Productivité

Trop de travail ? Apprenez à déléguer et gagnez en productivité !

 

« On n’est jamais mieux servi(e) que par soi-même »

 

Bien souvent, cette expression est vraie : personne ne peut connaitre mieux que nous-même nos attentes. Mais, et s’il suffisait de les revoir à la baisse (on peut avoir tendance à être trop exigeant(e)) et prendre le temps de bien les expliquer, une bonne fois pour toutes ?

Les résultats peuvent finalement être à la hauteur de nos espérances et nous aurons gagné un temps considérable (en plus de bénéfices de productivité !).

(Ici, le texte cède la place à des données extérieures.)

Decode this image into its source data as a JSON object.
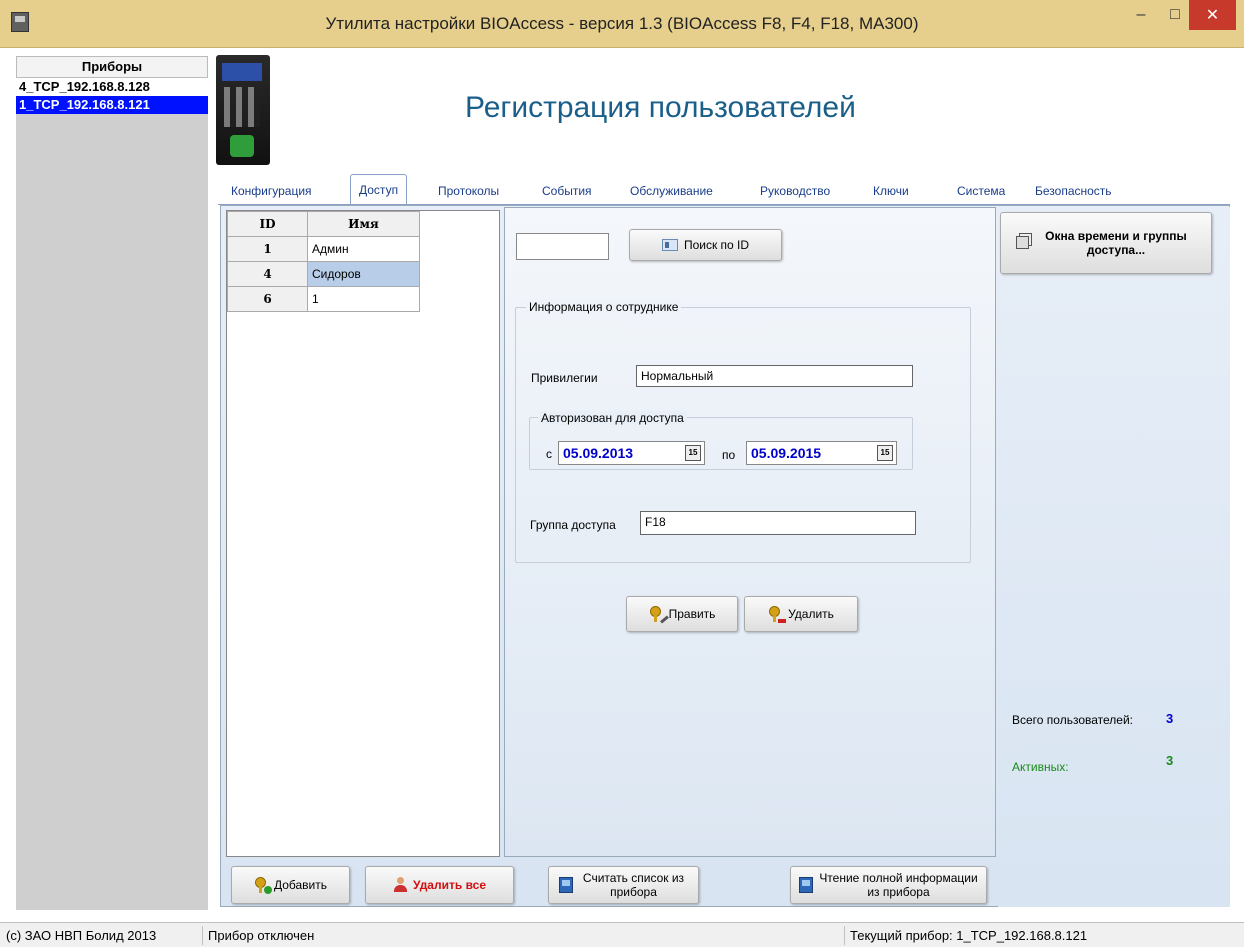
{
  "window": {
    "title": "Утилита настройки BIOAccess - версия 1.3 (BIOAccess F8, F4, F18, MA300)",
    "min_glyph": "–",
    "max_glyph": "□",
    "close_glyph": "✕"
  },
  "devices": {
    "header": "Приборы",
    "items": [
      {
        "label": "4_TCP_192.168.8.128",
        "selected": false
      },
      {
        "label": "1_TCP_192.168.8.121",
        "selected": true
      }
    ]
  },
  "page_heading": "Регистрация пользователей",
  "tabs": [
    "Конфигурация",
    "Доступ",
    "Протоколы",
    "События",
    "Обслуживание",
    "Руководство",
    "Ключи",
    "Система",
    "Безопасность"
  ],
  "active_tab": "Доступ",
  "users_table": {
    "columns": [
      "ID",
      "Имя"
    ],
    "rows": [
      {
        "id": "1",
        "name": "Админ",
        "selected": false
      },
      {
        "id": "4",
        "name": "Сидоров",
        "selected": true
      },
      {
        "id": "6",
        "name": "1",
        "selected": false
      }
    ]
  },
  "search": {
    "id_value": "",
    "button_label": "Поиск по ID"
  },
  "employee": {
    "group_title": "Информация о сотруднике",
    "privileges_label": "Привилегии",
    "privileges_value": "Нормальный",
    "auth_group_title": "Авторизован для доступа",
    "from_label": "с",
    "from_date": "05.09.2013",
    "to_label": "по",
    "to_date": "05.09.2015",
    "calendar_glyph": "15",
    "access_group_label": "Группа доступа",
    "access_group_value": "F18"
  },
  "actions": {
    "edit_label": "Править",
    "delete_label": "Удалить"
  },
  "right_panel": {
    "time_windows_button": "Окна времени и группы доступа...",
    "total_users_label": "Всего пользователей:",
    "total_users_value": "3",
    "active_label": "Активных:",
    "active_value": "3"
  },
  "bottom_buttons": {
    "add_label": "Добавить",
    "delete_all_label": "Удалить все",
    "read_list_label": "Считать список из прибора",
    "read_full_label": "Чтение полной информации из прибора"
  },
  "status_bar": {
    "copyright": "(c) ЗАО НВП Болид 2013",
    "device_state": "Прибор отключен",
    "current_device": "Текущий прибор: 1_TCP_192.168.8.121"
  },
  "colors": {
    "titlebar": "#e6cf8c",
    "selection_blue": "#0011ff",
    "heading": "#1a5f8a",
    "total_value": "#0000cc",
    "active_value": "#1a8a1a",
    "delete_all_text": "#d01010"
  }
}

Voyons comment s’y prendre.

 

 

Pourquoi déléguer ?

 

 

En lisant ces quelques lignes, vous vous dites qu’il n’est pas question de réduire ses attentes ?

Mais, vous êtes-vous demandé ce qui est réellement important ?

 

Mieux vaut aller à l’essentiel et respecter la loi de Pareto : seuls 20% de nos efforts, donnent 80% de résultats.

Autant ne pas accorder trop d’importance aux 20% de résultats restants, au prix de 80% d’efforts supplémentaires !

 

Mais comment savoir sur quoi se concentrer ?

Vous pouvez par exemple vous demander ce qui compte vraiment pour l’usager final et céder sur les détails qui ne changent (quasiment) rien pour lui.

Des résultats trop précis, millimétrés, se font au détriment de résultats plus productifs.

 

Une fois que vous aurez fait cela, il vous sera plus facile de déléguer et d’obtenir 80% de résultats, en faisant 20% d’efforts, vous permettant de gagner en productivité et de libérer du temps pour vous concentrer sur votre cœur de métier.

Seulement, déléguer, ça ne s’improvise pas : ça s’apprend.

 

 

Comment déléguer ?

 

 

De manière générale, un bon manager a pour mission de guider ses subordonnés vers l’autonomie pour qu’ils ne soient pas perdus en son absence.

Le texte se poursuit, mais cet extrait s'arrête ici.